Problem with Polar Coordinates given an inequality

Question

Let $S$ be the set of points with polar coordinates $(r,\theta)$ such that $ 2 \le r \le 6$ and $\frac{\pi}{3} \le \theta \le \frac{5 \pi}{6} $. Find the area of $S$.

I haven't done many problems with Polar Coordinates, where should I start?

Answer 1

I presumed that you know how to sketch the region $S$. Then, the area of $S$ is then given by $$\begin{align} A&=\int_{\frac{\pi}{3}}^{\frac{5\pi}{6}}\frac{1}{2}[6^2-2^2]d\theta\\ &=16\quad\Big[\theta\Big]_{\frac{\pi}{3}}^{\frac{5\pi}{6}}\\ &=16\left[\frac{5\pi}{6}-\frac{\pi}{3}\right]\\ &=8\pi. \end{align} $$

Answer 2

A good starting point, as observed in the comments, is to picture the inequalities geometrically, so that you can convince yourself that you know how to set the boundaries of the area you are trying to find.

You should find that the region is a quarter of a thick ring. From that you could cheat and say that the full ring has area $36\pi - 4\pi = 32\pi$ so the region in question has area $8\pi$. But let's do this in polar coordinates, as asked.

The area is the integral of $1$, over the region you want to measure.
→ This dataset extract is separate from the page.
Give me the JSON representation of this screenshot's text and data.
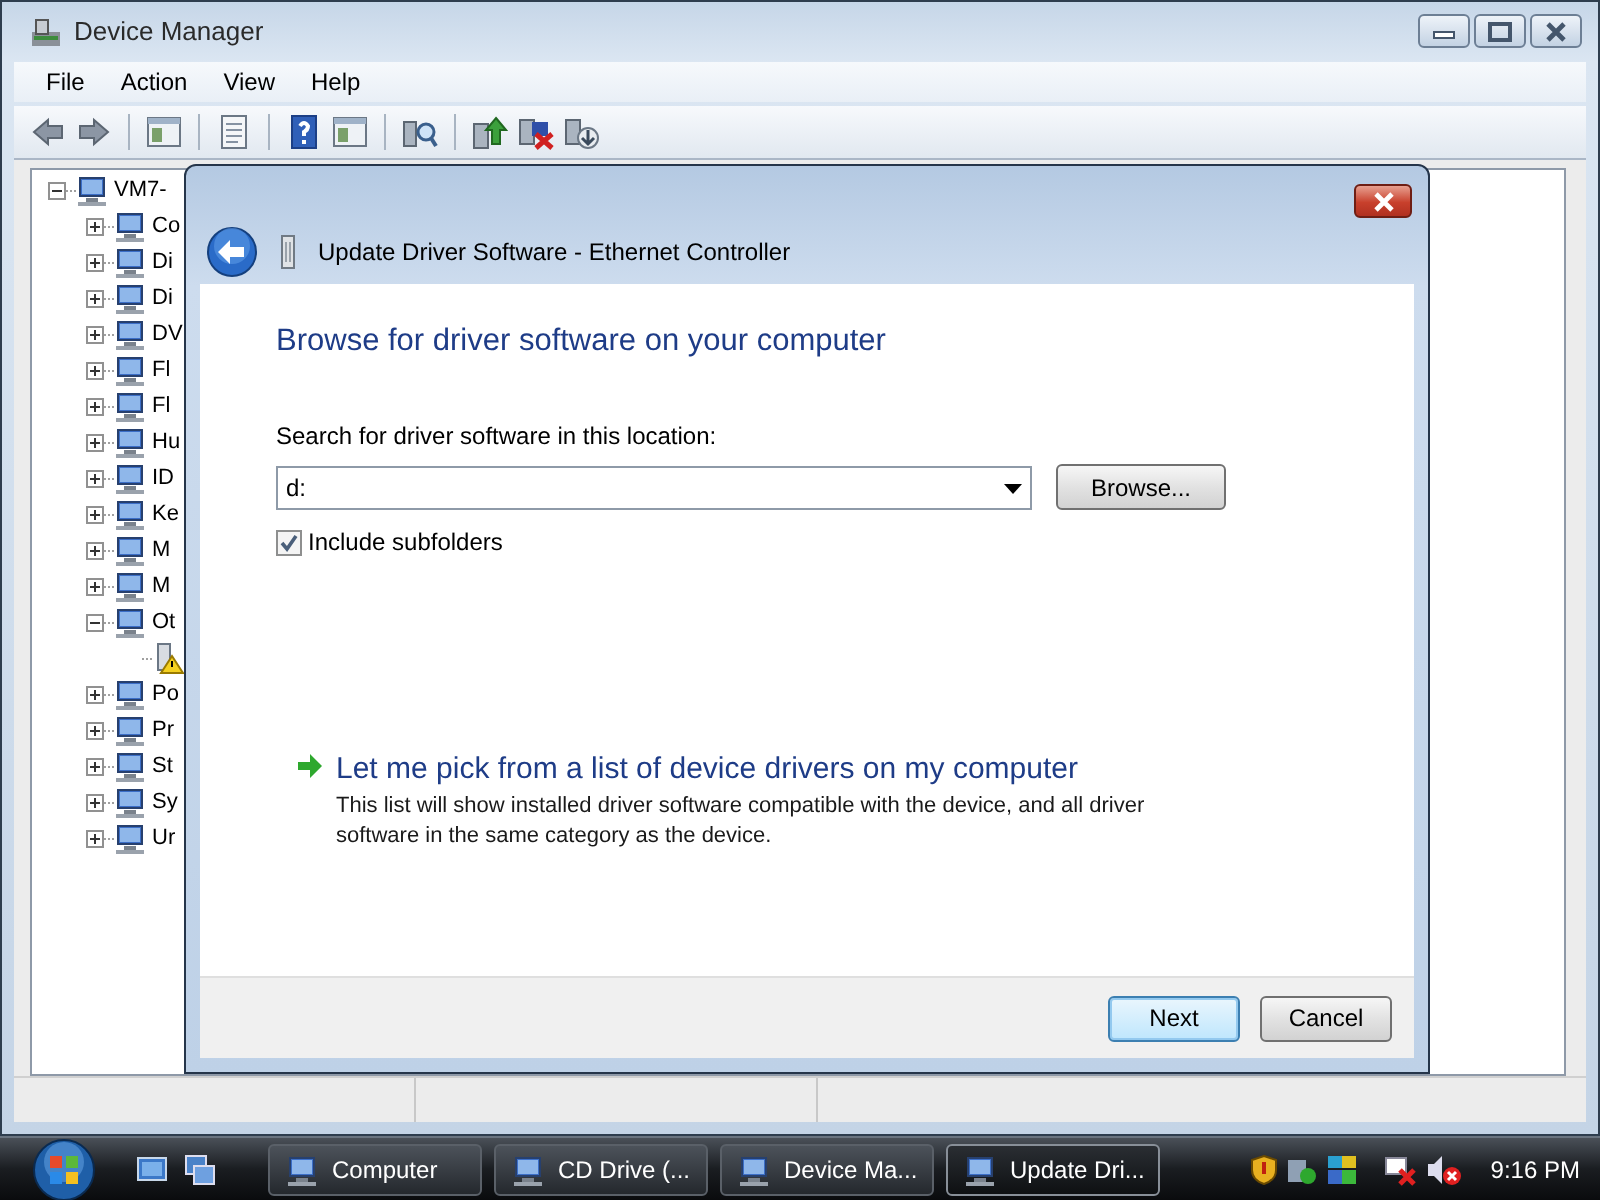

So you will be doing a double integral in $dr$ and $d\theta$.

The key point is that the element of area in polar coordinates is not $dr\,d\theta$, it is $r\,dr\,d\theta$.

With that in mind: $$ \int_{r=2}^{6} \int_{\theta = \pi/3}^{5\pi/6} r\,dr\,d\theta = \int_{r=2}^{6} r \left. \theta\right|_{\theta = \pi/3}^{5\pi/6} = \int_{r=2}^{6} \frac{\pi}{2} r\,dr = \frac{\pi}{2} \left( \frac{6^2}{2} - \frac{2^2}{2}\right) = 8\pi $$